Women, Gender, and Sexuality
Women, Gender, and Sexuality (WGS) is a dynamic and cutting-edge program centered on the study of gender and sexuality in human society and designed to prepare students for thoughtful and active participation in their communities and workplaces.
Program Overview
The program in Women, Gender, and Sexuality is designed for UT students who want to expand their worldview while preparing for innovative careers. WGS faculty members come from Anthropology, Psychology, English, History, Geography, Political Science, Nursing, and other disciplines, creating the perfect home for students who want to explore classes in subjects across the university. Our graduates attend medical school, earn spots at top law schools and postgraduate programs, work at national nonprofits, teach in various educational contexts, and build careers in diverse fields. We welcome any student who seeks to better understand the world around them.
Women, Gender, and Sexuality Concentration Program Requirements
Why Women, Gender, and Sexuality?
The WGS program provides a dynamic, interdisciplinary approach to understanding how gender and sexuality shape societies, cultures, and institutions. With courses drawing from history, social sciences, philosophy, psychology, literature, and the arts, students gain critical tools to analyze power structures, challenge assumptions, and drive meaningful change in their communities and careers.
Careers
WGS graduates thrive in a variety of fields, from law and healthcare to advocacy, education, and media. The major’s emphasis on critical thinking, communication, leadership, and social analysis prepares students for success in both established and emerging careers.

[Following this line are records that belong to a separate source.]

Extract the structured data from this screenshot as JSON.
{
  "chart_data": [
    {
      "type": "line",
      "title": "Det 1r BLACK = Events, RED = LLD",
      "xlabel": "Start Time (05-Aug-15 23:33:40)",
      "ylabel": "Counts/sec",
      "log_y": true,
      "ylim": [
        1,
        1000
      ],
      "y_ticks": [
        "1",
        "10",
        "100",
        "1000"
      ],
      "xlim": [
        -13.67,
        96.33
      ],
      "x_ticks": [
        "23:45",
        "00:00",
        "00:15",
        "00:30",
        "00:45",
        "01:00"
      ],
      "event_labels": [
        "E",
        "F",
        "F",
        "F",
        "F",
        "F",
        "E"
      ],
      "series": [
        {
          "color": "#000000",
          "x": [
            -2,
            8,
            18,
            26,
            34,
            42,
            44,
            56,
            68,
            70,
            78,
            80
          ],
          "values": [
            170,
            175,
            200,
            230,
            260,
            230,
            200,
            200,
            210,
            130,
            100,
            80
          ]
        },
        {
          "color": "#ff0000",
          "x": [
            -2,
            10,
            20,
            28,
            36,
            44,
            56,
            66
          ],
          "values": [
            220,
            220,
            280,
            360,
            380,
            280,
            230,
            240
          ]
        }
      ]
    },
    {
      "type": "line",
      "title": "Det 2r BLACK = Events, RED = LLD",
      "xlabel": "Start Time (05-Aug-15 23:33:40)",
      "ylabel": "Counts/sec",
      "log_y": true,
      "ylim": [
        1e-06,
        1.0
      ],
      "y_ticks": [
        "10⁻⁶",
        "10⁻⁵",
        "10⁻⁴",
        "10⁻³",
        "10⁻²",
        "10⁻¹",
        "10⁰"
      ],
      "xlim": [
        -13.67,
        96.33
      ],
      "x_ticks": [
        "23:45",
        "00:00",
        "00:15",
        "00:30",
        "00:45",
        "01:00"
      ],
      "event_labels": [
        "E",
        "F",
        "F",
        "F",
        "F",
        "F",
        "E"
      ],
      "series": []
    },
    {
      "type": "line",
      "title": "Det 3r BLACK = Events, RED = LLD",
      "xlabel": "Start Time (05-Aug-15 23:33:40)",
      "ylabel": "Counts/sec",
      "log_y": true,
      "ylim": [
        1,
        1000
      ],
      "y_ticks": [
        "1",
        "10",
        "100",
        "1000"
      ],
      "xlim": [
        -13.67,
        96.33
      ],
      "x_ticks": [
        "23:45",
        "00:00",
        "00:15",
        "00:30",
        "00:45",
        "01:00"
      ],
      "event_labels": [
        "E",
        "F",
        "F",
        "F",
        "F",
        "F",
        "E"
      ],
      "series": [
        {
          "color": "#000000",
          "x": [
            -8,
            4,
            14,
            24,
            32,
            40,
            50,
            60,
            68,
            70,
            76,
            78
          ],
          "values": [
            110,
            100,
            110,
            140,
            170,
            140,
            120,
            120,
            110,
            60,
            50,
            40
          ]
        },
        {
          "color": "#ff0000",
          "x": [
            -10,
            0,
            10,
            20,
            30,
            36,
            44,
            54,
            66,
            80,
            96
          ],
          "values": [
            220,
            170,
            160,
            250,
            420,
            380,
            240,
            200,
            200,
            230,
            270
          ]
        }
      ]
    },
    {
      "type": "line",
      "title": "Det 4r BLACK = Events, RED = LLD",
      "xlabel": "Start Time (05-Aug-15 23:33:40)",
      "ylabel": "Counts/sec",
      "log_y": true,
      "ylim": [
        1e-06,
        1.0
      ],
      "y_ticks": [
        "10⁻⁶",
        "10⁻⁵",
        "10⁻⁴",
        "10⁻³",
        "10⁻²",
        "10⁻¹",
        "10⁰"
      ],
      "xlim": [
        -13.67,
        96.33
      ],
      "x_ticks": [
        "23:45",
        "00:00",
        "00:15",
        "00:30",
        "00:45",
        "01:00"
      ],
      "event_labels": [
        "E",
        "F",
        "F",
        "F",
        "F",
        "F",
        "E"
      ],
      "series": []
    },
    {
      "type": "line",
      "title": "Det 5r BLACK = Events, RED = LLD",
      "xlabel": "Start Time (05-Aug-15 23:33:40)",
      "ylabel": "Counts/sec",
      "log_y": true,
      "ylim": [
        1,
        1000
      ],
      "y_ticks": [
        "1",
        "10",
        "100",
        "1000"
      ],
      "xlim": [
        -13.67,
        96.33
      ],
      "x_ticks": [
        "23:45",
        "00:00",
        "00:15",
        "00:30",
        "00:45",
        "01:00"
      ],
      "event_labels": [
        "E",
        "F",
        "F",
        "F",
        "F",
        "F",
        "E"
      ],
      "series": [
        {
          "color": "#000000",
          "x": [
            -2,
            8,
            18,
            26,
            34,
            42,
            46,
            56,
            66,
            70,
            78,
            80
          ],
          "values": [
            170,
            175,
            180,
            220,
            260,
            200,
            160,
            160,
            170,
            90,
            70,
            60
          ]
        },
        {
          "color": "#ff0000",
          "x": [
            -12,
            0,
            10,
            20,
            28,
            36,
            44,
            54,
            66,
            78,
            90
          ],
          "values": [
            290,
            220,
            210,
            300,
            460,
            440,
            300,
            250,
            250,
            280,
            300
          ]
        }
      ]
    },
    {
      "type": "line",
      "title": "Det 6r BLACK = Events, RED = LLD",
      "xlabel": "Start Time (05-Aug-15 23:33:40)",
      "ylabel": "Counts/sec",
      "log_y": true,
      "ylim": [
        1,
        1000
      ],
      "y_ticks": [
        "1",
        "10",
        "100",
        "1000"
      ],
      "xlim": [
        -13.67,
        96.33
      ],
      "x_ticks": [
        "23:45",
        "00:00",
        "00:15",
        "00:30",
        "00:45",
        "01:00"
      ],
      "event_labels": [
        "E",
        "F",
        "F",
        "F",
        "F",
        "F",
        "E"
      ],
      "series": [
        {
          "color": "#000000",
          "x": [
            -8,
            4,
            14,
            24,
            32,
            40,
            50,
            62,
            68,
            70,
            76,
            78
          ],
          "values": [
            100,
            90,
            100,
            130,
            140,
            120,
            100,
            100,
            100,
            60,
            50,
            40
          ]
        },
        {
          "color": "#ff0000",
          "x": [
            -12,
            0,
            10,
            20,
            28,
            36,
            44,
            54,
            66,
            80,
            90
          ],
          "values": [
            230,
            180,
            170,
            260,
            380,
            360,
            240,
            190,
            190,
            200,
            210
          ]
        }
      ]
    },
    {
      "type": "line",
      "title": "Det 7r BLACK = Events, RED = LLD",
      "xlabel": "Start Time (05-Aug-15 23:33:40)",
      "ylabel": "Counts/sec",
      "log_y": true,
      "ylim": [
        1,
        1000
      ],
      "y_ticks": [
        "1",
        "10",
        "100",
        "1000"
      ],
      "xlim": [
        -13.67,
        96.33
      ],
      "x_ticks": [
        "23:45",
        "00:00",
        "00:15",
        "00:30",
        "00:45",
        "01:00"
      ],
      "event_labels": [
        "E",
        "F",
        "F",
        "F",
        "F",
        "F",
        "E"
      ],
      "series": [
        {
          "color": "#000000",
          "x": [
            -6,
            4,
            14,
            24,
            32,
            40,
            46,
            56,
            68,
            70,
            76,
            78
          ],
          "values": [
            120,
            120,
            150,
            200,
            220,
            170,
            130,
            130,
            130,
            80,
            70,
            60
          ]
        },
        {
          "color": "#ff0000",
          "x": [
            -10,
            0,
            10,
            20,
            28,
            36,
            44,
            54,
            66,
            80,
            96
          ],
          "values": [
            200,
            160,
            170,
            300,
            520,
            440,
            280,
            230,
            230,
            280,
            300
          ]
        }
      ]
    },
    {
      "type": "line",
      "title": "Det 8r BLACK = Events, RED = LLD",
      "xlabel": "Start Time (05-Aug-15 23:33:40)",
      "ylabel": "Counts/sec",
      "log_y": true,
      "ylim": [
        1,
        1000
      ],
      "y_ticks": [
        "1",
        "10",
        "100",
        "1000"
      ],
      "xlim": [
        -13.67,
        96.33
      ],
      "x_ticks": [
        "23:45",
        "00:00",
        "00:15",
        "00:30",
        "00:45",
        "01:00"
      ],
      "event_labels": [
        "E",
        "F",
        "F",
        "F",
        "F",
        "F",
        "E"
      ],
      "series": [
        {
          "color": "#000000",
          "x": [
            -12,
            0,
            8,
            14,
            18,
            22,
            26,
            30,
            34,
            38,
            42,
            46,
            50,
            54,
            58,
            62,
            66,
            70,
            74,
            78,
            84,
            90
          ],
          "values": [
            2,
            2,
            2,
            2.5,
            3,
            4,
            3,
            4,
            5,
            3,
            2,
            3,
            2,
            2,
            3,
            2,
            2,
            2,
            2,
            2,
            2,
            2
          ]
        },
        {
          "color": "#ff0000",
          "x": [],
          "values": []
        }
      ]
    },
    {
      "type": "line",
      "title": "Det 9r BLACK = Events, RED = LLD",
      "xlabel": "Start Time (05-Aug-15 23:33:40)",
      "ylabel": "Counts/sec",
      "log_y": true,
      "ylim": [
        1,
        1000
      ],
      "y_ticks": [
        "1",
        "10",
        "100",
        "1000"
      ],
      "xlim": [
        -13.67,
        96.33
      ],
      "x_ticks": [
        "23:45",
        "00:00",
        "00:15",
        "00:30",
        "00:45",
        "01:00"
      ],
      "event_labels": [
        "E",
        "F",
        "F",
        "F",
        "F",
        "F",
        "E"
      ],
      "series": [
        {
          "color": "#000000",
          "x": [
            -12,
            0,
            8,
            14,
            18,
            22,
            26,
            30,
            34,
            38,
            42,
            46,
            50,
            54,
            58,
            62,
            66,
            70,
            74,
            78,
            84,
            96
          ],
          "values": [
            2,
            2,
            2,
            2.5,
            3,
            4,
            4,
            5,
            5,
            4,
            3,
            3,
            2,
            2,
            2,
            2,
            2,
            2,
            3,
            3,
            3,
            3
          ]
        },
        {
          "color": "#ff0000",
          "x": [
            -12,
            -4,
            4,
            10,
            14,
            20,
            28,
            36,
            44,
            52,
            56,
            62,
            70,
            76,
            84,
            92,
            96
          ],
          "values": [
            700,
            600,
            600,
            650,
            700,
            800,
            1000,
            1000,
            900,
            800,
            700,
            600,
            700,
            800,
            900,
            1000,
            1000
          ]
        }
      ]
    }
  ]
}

Notable Career Paths for WGS Alumni:
- Law & Public Policy: Legal advocacy, human rights law, and gender policy analysis
- Education & Research: University faculty, K-12 education, museum curation, and public history
- Nonprofit & Social Advocacy: Reproductive justice, LGBTQ+ rights, gender-based violence prevention
- Healthcare & Public Health: Medical ethics, counseling, healthcare administration, patient advocacy
- Media & Communications: Journalism, social media management, marketing, and publishing
- Corporate Leadership & Human Resources: Diversity, equity, and inclusion (DEI), talent development
WGS graduates have pursued law and medical degrees, earned Fulbright Scholarships, received PhDs, and worked in international NGOs, advocacy organizations, financial services, and media companies.
Featured Courses
WGS 419
Gender and Sexuality in Ancient Western Philosophy
This class examines how ideas of gender and sexuality influence various aspects of ancient Western philosophy, including metaphysics, ethics, psychology, political philosophy, and theology. By closely reading influential texts, this course will investigate how aspects ancient Western philosophy that may initially seem removed from concerns about gender and sexuality are in fact influenced by them and how these views influenced the philosophies of later intellectual traditions.
GERM 370
Witches: Myth, Reality, and Representation
Traces representations of witches from the Middle Ages to contemporary pop culture. Covers the witch persecutions in central Europe, the politics surrounding the Salem witch trials, stories of witches in 19th-century fairy tales, and representations of witches in popular films and literature today. Aside from covering important moments in the cultural history of central Europe, the class exposes students to the methodologies of critical media studies.
WGS 370
Gender and Globalization
This international and intercultural course examines how economic and political processes affect gender, culture, and society across the globe. Emphasis is placed upon women’s subjectivity and agency in relation to these processes, and upon diverse forms of women’s activism for social change.
WGS 382
Philosophy of Feminism
A philosophical exploration of feminist perspectives on issues related to gender, sex, and sexuality, labor, sexism and racism, intersectionality, colonialism, oppression, and sexual violence.